HC Deb 03 August 1860 vol 160 cc665-7

said, he rose to ask the Secretary of State for War, Whether it is proposed, and by whose advice, to shorten the stocks of all the Rifles in course of manufacture at Enfield one inch? He had recently inspected the rifle manufactory at Enfield, and he could bear his decided testimony to the admirable manner in which that establishment, in all its branches, was conducted. Not less than 1,000 excellent rifles were made there weekly, at a cost of only £2 1s. 3d. each; and so extensive was the machinery employed for that purpose that it took 1,800 men to superintend its working. He was afraid, however, that the proposed shortening of the stocks of the rifles would necessitate costly alterations in the machinery.


I am glad to find that the hon. and gallant Officer (Colonel Dickson) has inspected the factory at Enfield, and I wish other Members of Parliament would do the same. I do not believe there is another establishment in the country where the machinery is so complete and where the system works so admirably. The expediency of shortening the stock of the Enfield rifle was raised by the Small Arms Committee. The question was submitted to the head of the Enfield factory and to General Hay, and it was decided that in the proportion of six to four there should be issued to every regiment so many muskets with short stocks and so many with long, so that there should be rifles to suit the different stature of different men. I do not believe it will necessitate any particular change in the machinery. The main object is that every man should get a rifle to fit his shoulder well. We have consulted eighty-seven regiments, and there is a great preponderance of authority in favour of issuing rifles of different lengths.

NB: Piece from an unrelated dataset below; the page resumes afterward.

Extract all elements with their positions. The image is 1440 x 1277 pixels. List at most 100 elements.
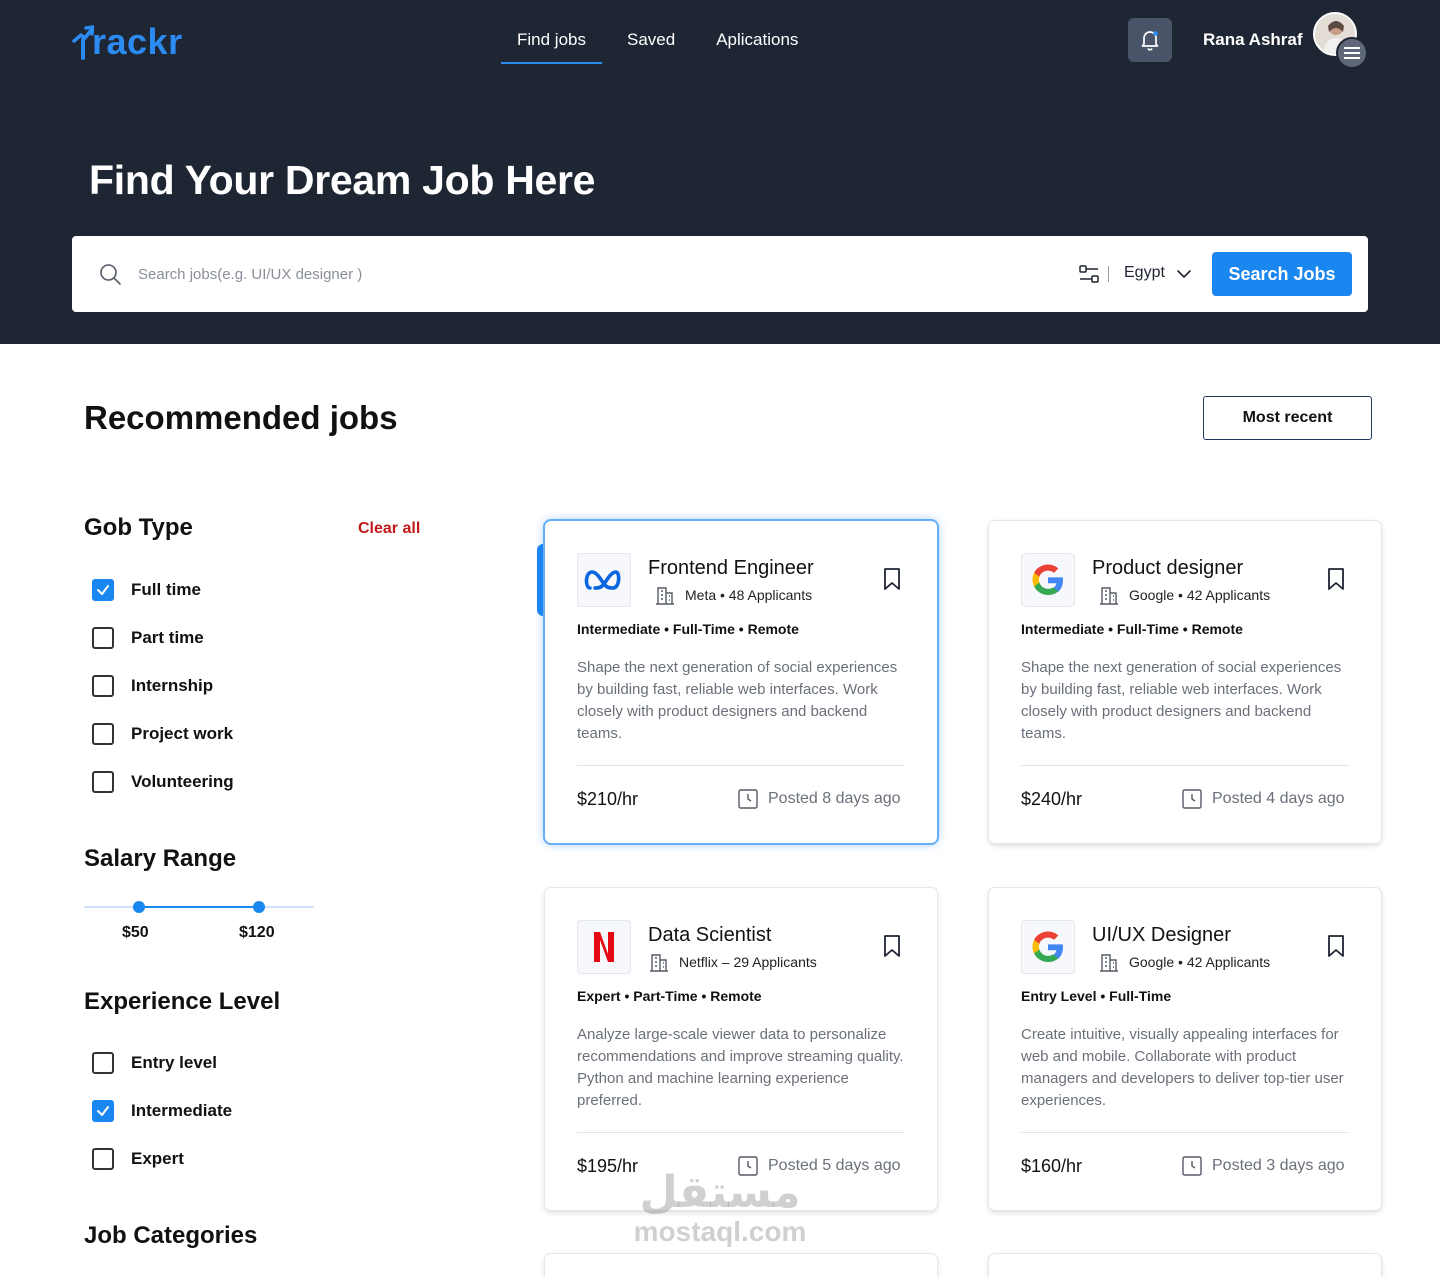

With regard to the question of the gallant Member for Wigan (Colonel Lindsay) I have submitted the two plans to the Commander-in-Chief, and I have had some communication with him on the subject, but he has not come to any decision. I believe he thinks there will be a great difficulty as regards the rest of the army in adopting either of the proposals made. That is a subject on which he is a good judge, and I should be disposed to be guided by his opinion when it comes before me.

With regard to the question put to me by the gallant Member for Chatham (Sir Frederic Smith) in reference to the Report of the Committee on Military Organization, the Report is before the House, but the evidence is not produced at present. As soon as I have that evidence before me it will be my duty to lay it before the Government, with a view to considering what changes ought to be made in the administration of the army. When I was examined before the Committee I expressed a very strong opinion that there ought to be a greater infusion of the military element in the administration of the army. I felt that the army is necessarily jealous of being exclusively managed by civilians, and that in carrying on the business of the War Office we had not a sufficient number of officers to whom we could refer with respect to the regulations of the army. When the proper time comes I shall draw the attention of the Government to the subject, but I cannot undertake to make any proposal on the matter this Session. My hands are full enough already, but next Session I hope to be able to propose some changes which will add to the efficiency of the army.


said, there was a strong feeling in the army with respect to the affairs at the War Office being so largely conducted by civilians, and he was happy to hear the declaration that had been made by the right hon. Gentleman on that subject. It would give great satisfaction to the army, and a larger infusion of the military element into the War Office would be received with great gratification.